Joey leaned in to hear the conversation.
“A little mishap in the baby powder aisle.”
“What do you mean mishap?” Joey asked.
“I ran into Conan, almost literally. He still thinks I’m gay. Not only gay, but gay with a well endowed partner, thanks to Gary’s condoms. He told me that I’m cute when I’m blushing. Oh. And I also need a shave.”
Wit paused then quickly turned to Joey who turned to Gary who turned back to Wit who grabbed the rear view mirror and turned it to face him.
“Joey, I need a shave!”
“And you blushed!”
“That can’t be possible. All that kind of stuff stopped back when I turned! Something is very wrong. Joey, what do you think this means?”

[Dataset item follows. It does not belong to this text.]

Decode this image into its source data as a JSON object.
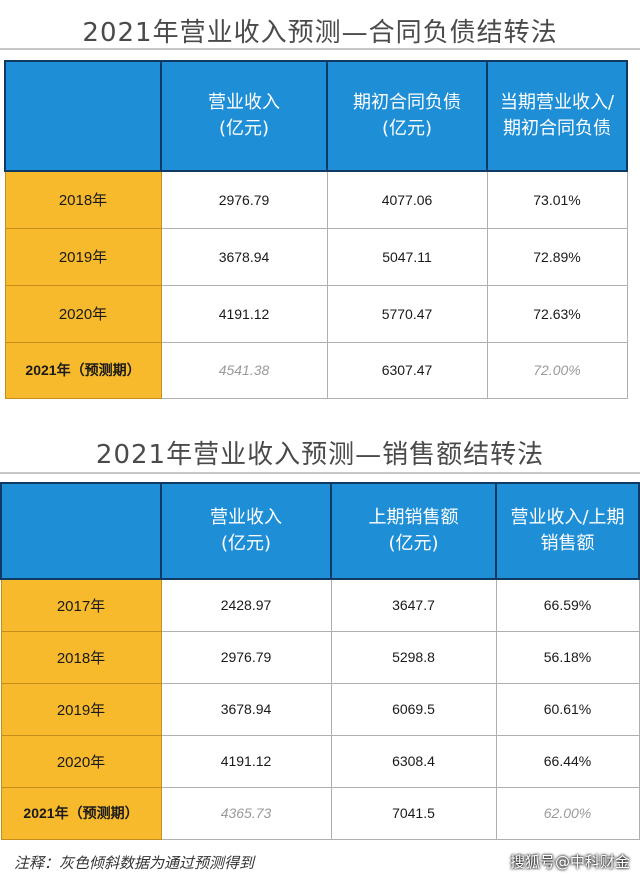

“Blushing means blood flow. Your hair is growing again. No fangs. I hate to say it. I think you might be alive again.”
“Alive? No. I can’t be. This is freaking me out.”
“That blonde really fucked you up big time,” Gary added.
“Well thank you, Mr. Obvious!” Wit snapped.
“Hey, it isn’t his fault! Just cool it. Let’s take a second a think about this.” Joey rubbed his eyes and took a beat. “We now, more than ever, need to get back to the restaurant and search for clues. Something, anything that might help us to figure out why she did this to you.”
Everyone nodded in agreement. “But, before we go, I’ve got one thing more to say.”
“What?”
“Wit’s got a boyfriend. Wit’s got a boyfriend,” Joey sang, as if he were seven years old.